The Financial Rails of Agentic Commerce
February 27, 2026 | Cosmo Jiang, Sam Lehman
The viral rise of OpenClaw[1] (formerly Clawdbot) marks a generational leap in autonomy. When these AI agents began interacting with each other — in some cases negotiating and transacting — the agentic future shifted from science fiction to operational reality.
OpenClaw is just one step on an accelerating journey. Trillions of dollars are being invested to build an AI-enabled world. AI spending by US hyperscalers alone is projected to exceed $650bn in 2026, roughly ten times the inflation-adjusted cost of the Apollo program.[2]
What began as simple chatbots is rapidly evolving toward agentic, fully autonomous AI systems. These AI agents will not just generate content but become economic actors – ones that can reason, act, transact, debate, coordinate and more, all without real-time human supervision. The effects of this buildout will be felt everywhere, but perhaps nowhere more than in commerce.
Some estimates suggest AI agents could mediate $3 to $5 trillion in global consumer commerce by 2030.[3] If even 10% of that volume becomes agent-to-agent, programmatic commerce, that implies hundreds of billions in annual machine-native settlement flows.
This naturally leads to the question: what financial and coordination rails make sense for AI agent native commerce?
Commerce today is built for humans and involves personal identity verification, banking intermediaries, legal contracts, settlement windows, and manual oversight. Autonomous software cannot walk into a branch to open a bank account, physically sign documents, or wait days for ACH clearance. Agents require infrastructure that is programmable, always-on, globally accessible, permissionless, and machine-verifiable by default.
Blockchains can satisfy those constraints, and we are already seeing that dynamic emerge.
Coincident with OpenClaw going viral in January, Solana transactions and active addresses also began climbing. Evidence on Moltbook, the social network for its AI agents, suggests they may have contributed to this growth.

x402 is an internet-native payment protocol developed by Coinbase that allows AI agents to pay for digital resources in real time without accounts or complex, high-friction authentication. Since its launch in 2025, transactions have accelerated.

It is still early and the examples today are more directional than definitive.
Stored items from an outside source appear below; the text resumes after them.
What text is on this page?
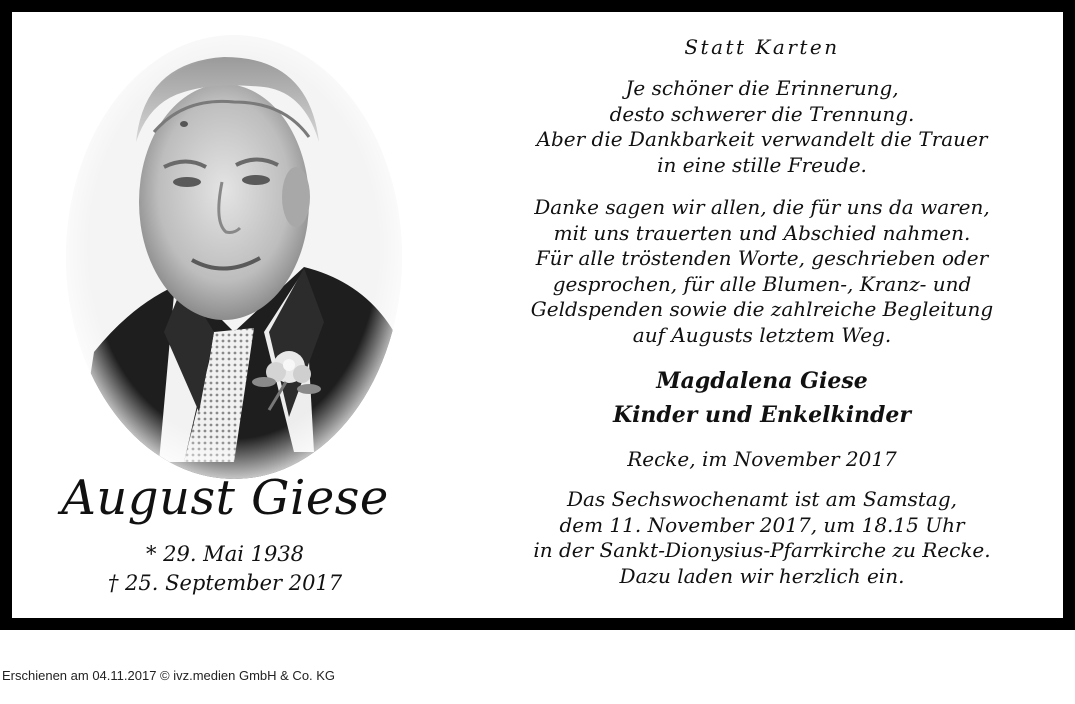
August Giese
* 29. Mai 1938
† 25. September 2017
Statt Karten
Je schöner die Erinnerung,
desto schwerer die Trennung.
Aber die Dankbarkeit verwandelt die Trauer
in eine stille Freude.
Danke sagen wir allen, die für uns da waren,
mit uns trauerten und Abschied nahmen.
Für alle tröstenden Worte, geschrieben oder
gesprochen, für alle Blumen-, Kranz- und
Geldspenden sowie die zahlreiche Begleitung
auf Augusts letztem Weg.
Magdalena Giese
Kinder und Enkelkinder
Recke, im November 2017
Das Sechswochenamt ist am Samstag,
dem 11. November 2017, um 18.15 Uhr
in der Sankt-Dionysius-Pfarrkirche zu Recke.
Dazu laden wir herzlich ein.
Erschienen am 04.11.2017 © ivz.medien GmbH & Co. KG
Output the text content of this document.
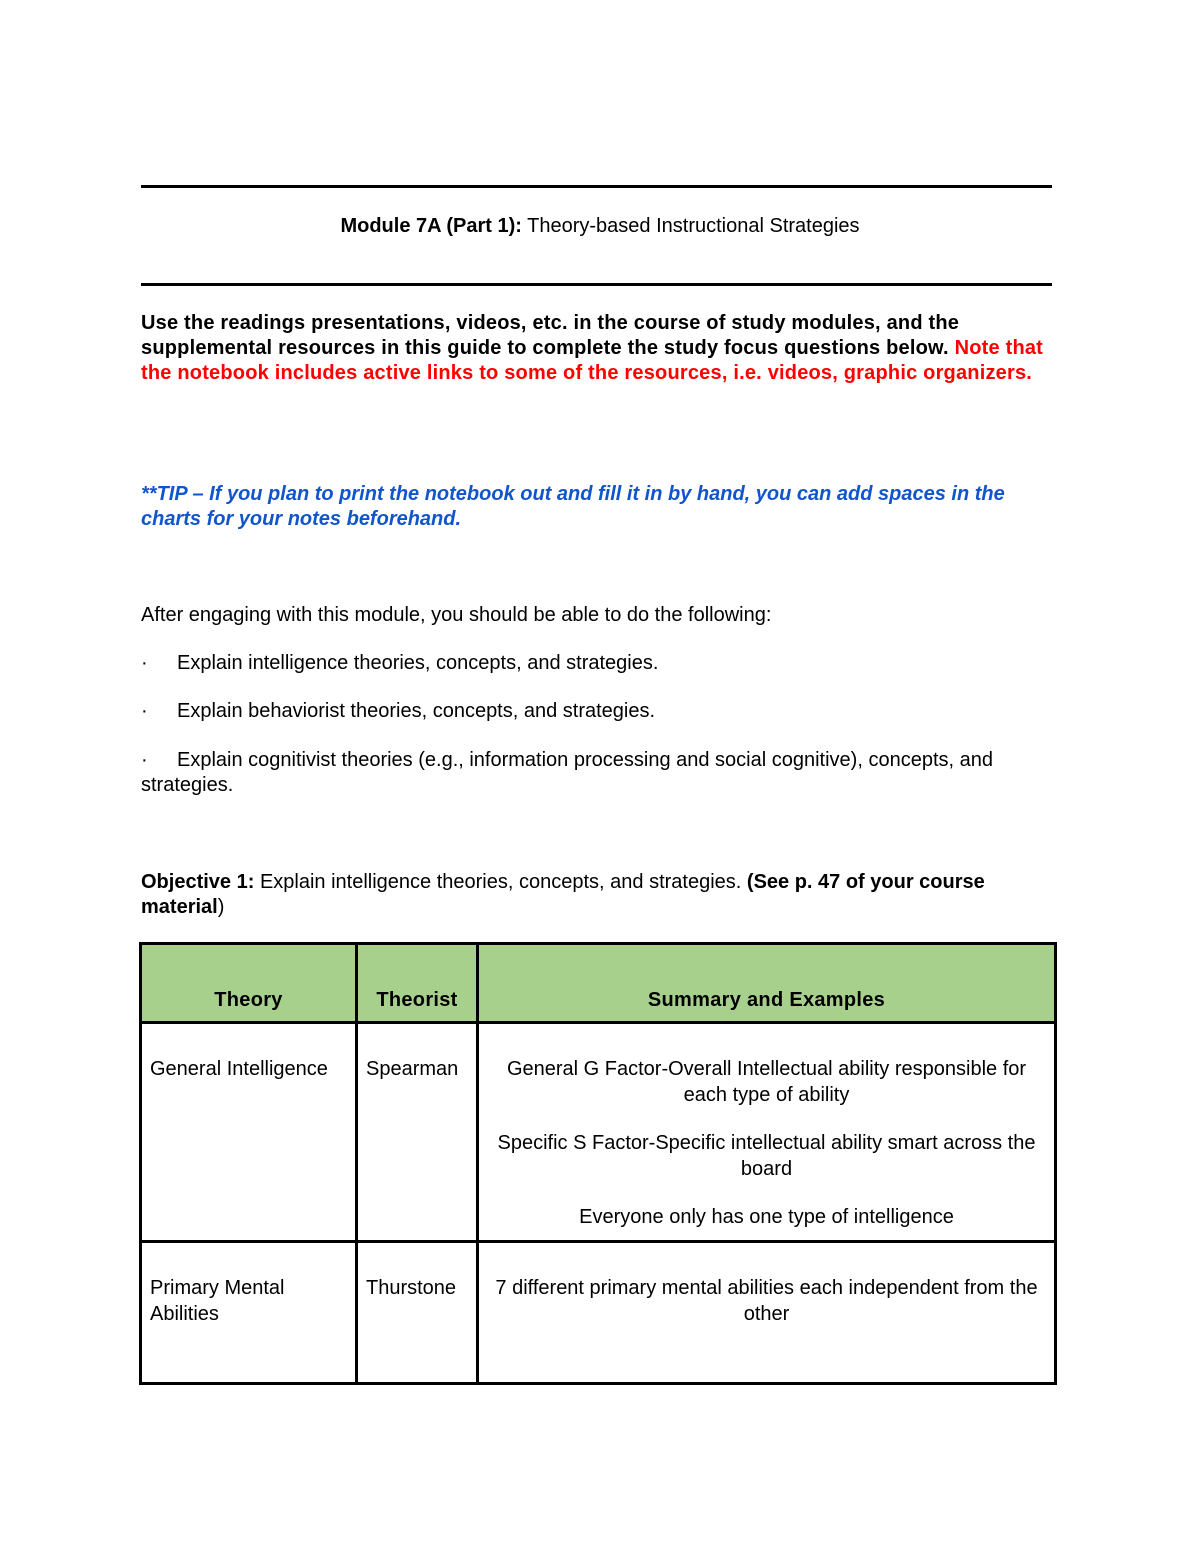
Module 7A (Part 1): Theory-based Instructional Strategies
Use the readings presentations, videos, etc. in the course of study modules, and the supplemental resources in this guide to complete the study focus questions below. Note that the notebook includes active links to some of the resources, i.e. videos, graphic organizers.
**TIP – If you plan to print the notebook out and fill it in by hand, you can add spaces in the charts for your notes beforehand.
After engaging with this module, you should be able to do the following:
· Explain intelligence theories, concepts, and strategies.
· Explain behaviorist theories, concepts, and strategies.
· Explain cognitivist theories (e.g., information processing and social cognitive), concepts, and strategies.
Objective 1: Explain intelligence theories, concepts, and strategies. (See p. 47 of your course material)
Theory	Theorist	Summary and Examples

General Intelligence	Spearman	General G Factor-Overall Intellectual ability responsible for each type of ability

Specific S Factor-Specific intellectual ability smart across the board

Everyone only has one type of intelligence

Primary Mental Abilities	Thurstone	7 different primary mental abilities each independent from the other
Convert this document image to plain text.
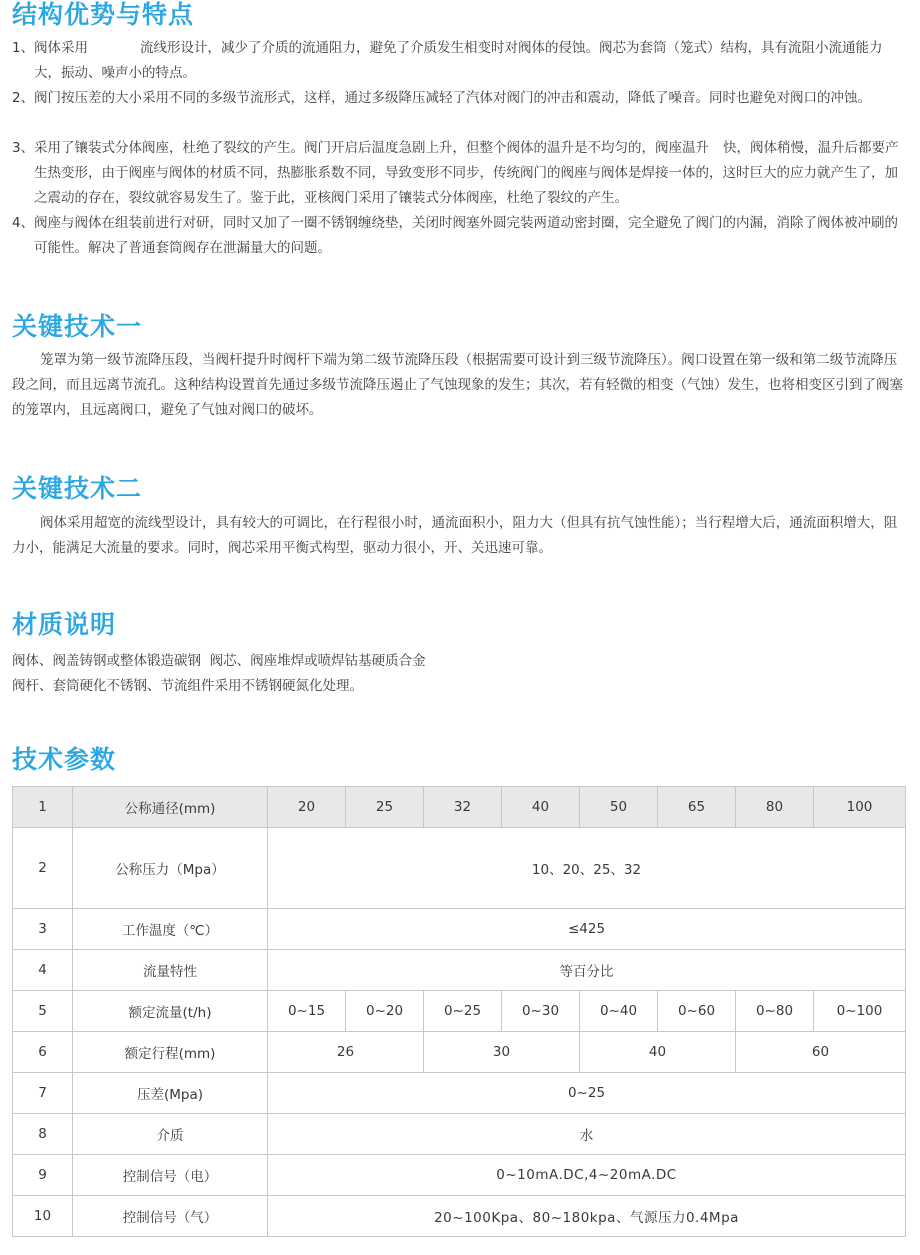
结构优势与特点
1、 阀体采用	流线形设计，减少了介质的流通阻力，避免了介质发生相变时对阀体的侵蚀。阀芯为套筒（笼式）结构，具有流阻小流通能力大，振动、噪声小的特点。
2、 阀门按压差的大小采用不同的多级节流形式，这样，通过多级降压减轻了汽体对阀门的冲击和震动，降低了噪音。同时也避免对阀口的冲蚀。
3、 采用了镶装式分体阀座，杜绝了裂纹的产生。阀门开启后温度急剧上升，但整个阀体的温升是不均匀的，阀座温升 快，阀体稍慢，温升后都要产生热变形，由于阀座与阀体的材质不同，热膨胀系数不同，导致变形不同步，传统阀门的阀座与阀体是焊接一体的，这时巨大的应力就产生了，加之震动的存在，裂纹就容易发生了。鉴于此，亚核阀门采用了镶装式分体阀座，杜绝了裂纹的产生。
4、 阀座与阀体在组装前进行对研，同时又加了一圈不锈钢缠绕垫，关闭时阀塞外圆完装两道动密封圈，完全避免了阀门的内漏，消除了阀体被冲刷的可能性。解决了普通套筒阀存在泄漏量大的问题。
关键技术一
笼罩为第一级节流降压段，当阀杆提升时阀杆下端为第二级节流降压段（根据需要可设计到三级节流降压）。阀口设置在第一级和第二级节流降压段之间，而且远离节流孔。这种结构设置首先通过多级节流降压遏止了气蚀现象的发生；其次，若有轻微的相变（气蚀）发生，也将相变区引到了阀塞的笼罩内，且远离阀口，避免了气蚀对阀口的破坏。
关键技术二
阀体采用超宽的流线型设计，具有较大的可调比，在行程很小时，通流面积小，阻力大（但具有抗气蚀性能）；当行程增大后，通流面积增大，阻力小，能满足大流量的要求。同时，阀芯采用平衡式构型，驱动力很小，开、关迅速可靠。
材质说明
阀体、阀盖铸钢或整体锻造碳钢  阀芯、阀座堆焊或喷焊钴基硬质合金
阀杆、套筒硬化不锈钢、节流组件采用不锈钢硬氮化处理。
技术参数
1	公称通径(mm)	20	25	32	40	50	65	80	100
2	公称压力（Mpa）	10、20、25、32							
3	工作温度（℃）	≤425							
4	流量特性	等百分比							
5	额定流量(t/h)	0~15	0~20	0~25	0~30	0~40	0~60	0~80	0~100
6	额定行程(mm)	26		30		40		60	
7	压差(Mpa)	0~25							
8	介质	水							
9	控制信号（电）	0~10mA.DC,4~20mA.DC							
10	控制信号（气）	20~100Kpa、80~180kpa、气源压力0.4Mpa							
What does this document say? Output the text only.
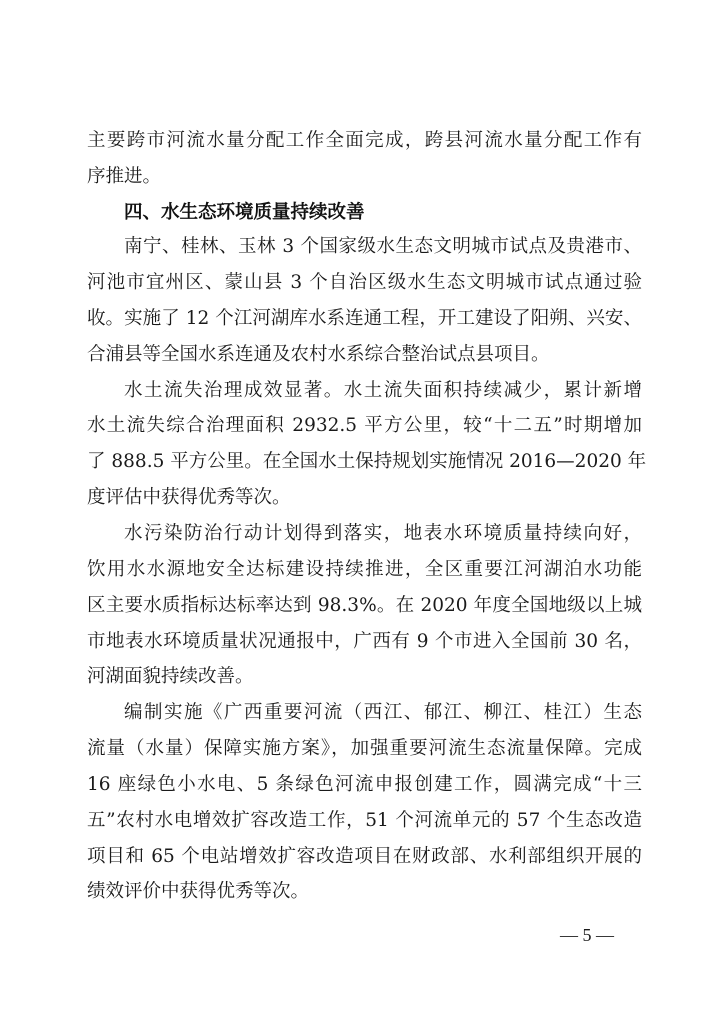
主要跨市河流水量分配工作全面完成，跨县河流水量分配工作有
序推进。
四、水生态环境质量持续改善
南宁、桂林、玉林 3 个国家级水生态文明城市试点及贵港市、
河池市宜州区、蒙山县 3 个自治区级水生态文明城市试点通过验
收。实施了 12 个江河湖库水系连通工程，开工建设了阳朔、兴安、
合浦县等全国水系连通及农村水系综合整治试点县项目。
水土流失治理成效显著。水土流失面积持续减少，累计新增
水土流失综合治理面积 2932.5 平方公里，较“十二五”时期增加
了 888.5 平方公里。在全国水土保持规划实施情况 2016—2020 年
度评估中获得优秀等次。
水污染防治行动计划得到落实，地表水环境质量持续向好，
饮用水水源地安全达标建设持续推进，全区重要江河湖泊水功能
区主要水质指标达标率达到 98.3%。在 2020 年度全国地级以上城
市地表水环境质量状况通报中，广西有 9 个市进入全国前 30 名，
河湖面貌持续改善。
编制实施《广西重要河流（西江、郁江、柳江、桂江）生态
流量（水量）保障实施方案》，加强重要河流生态流量保障。完成
16 座绿色小水电、5 条绿色河流申报创建工作，圆满完成“十三
五”农村水电增效扩容改造工作，51 个河流单元的 57 个生态改造
项目和 65 个电站增效扩容改造项目在财政部、水利部组织开展的
绩效评价中获得优秀等次。
— 5 —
But If investors are excited about the possibility of AI innovation, it would be remiss to overlook why we believe blockchain rails will be foundational to unlocking a world of fully autonomous agents.
Levels of Autonomy
Many will rightly point out that AI agents today do not need blockchain. This is true near-term, but we believe it is a short-sighted view.
McKinsey recently published a framework[4] describing six levels of automation for AI-driven commerce, from basic subscription assistance (Level 0) to fully autonomous agent-to-agent commerce (Level 5). The key insight is that Levels 0 through 4 do not require new financial rails. In each case, a human identity sits behind the transaction. The user has authenticated with ChatGPT, Amazon or Perplexity. They have a credit card on file. When the agent transacts, it’s acting as a proxy for that human and inheriting their identity, their payment credentials, and their legal standing.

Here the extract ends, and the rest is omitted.